By means of 4D seismic technology, Norske Shell has established that the water front is moving somewhat faster than was originally thought likely, a finding that has been confirmed by recent water production data. The record-breaking A4 well, which flowed in excess of 76,000 b/d when it came onstream, has recently suffered water breakthrough and is temporarily shut-in due to scale formation downhole.
Nevertheless, water production is still at a modest level, less than 9,500 b/d. It was expected from the beginning, and preparations to meet it have been in hand for some time. Water-handling capacity has been increased, gas-lift is being commissioned, and a scale management team is tackling the problems of scale deposition in the wells.
Water injection has been in use on Draugen since the early days. Water is injected into the south and north of the 20-km-long field, sweeping the hydrocarbon towards the production wells in the central part. Currently, a volume of some 260,000 b/d is being injected. This volume is not due to be increased, but plans are in hand to optimize the location of injection. Water-alternating-gas injection is also being evaluated.
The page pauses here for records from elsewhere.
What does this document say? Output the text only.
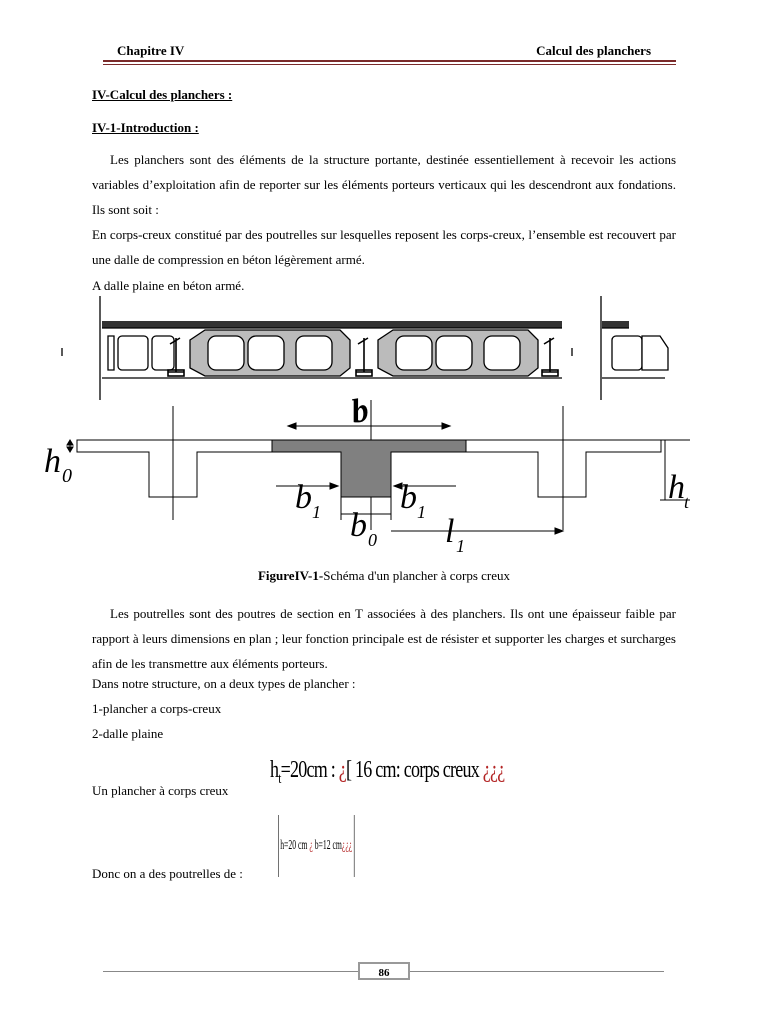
Chapitre IV	Calcul des planchers
IV-Calcul des planchers :
IV-1-Introduction :
Les planchers sont des éléments de la structure portante, destinée essentiellement à recevoir les actions variables d’exploitation afin de reporter sur les éléments porteurs verticaux qui les descendront aux fondations. Ils sont soit :
En corps-creux constitué par des poutrelles sur lesquelles reposent les corps-creux, l’ensemble est recouvert par une dalle de compression en béton légèrement armé.
A dalle plaine en béton armé.
b
h 0	h t
b 1 b 1
b 0 l 1
FigureIV-1-Schéma d'un plancher à corps creux
Les poutrelles sont des poutres de section en T associées à des planchers. Ils ont une épaisseur faible par rapport à leurs dimensions en plan ; leur fonction principale est de résister et supporter les charges et surcharges afin de les transmettre aux éléments porteurs.
Dans notre structure, on a deux types de plancher :
1-plancher a corps-creux
2-dalle plaine
Un plancher à corps creux
$h_t=20cm$ : ¿[ 16 cm: corps creux ¿¿¿
Donc on a des poutrelles de :
h=20 cm ¿ b=12 cm¿¿¿
86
The current NKr 1.7 billion investment program culminates in 4Q 2002, when gas-lift operations will start in all but one of the oil-producers and Rogn South will come onstream. Rogn South, which lies in the south of the field, is being developed with two subsea wells that are due to be tied back 10 km to the platform by flexible pipelines to be laid by Coflexip Stena Offshore in August. Garn West, which lies west of the platform and came onstream in November 2001, was also developed with two subsea wells.
Further infill drilling is a possibility, but will only be considered when the full field reservoir model that is currently being updated becomes available.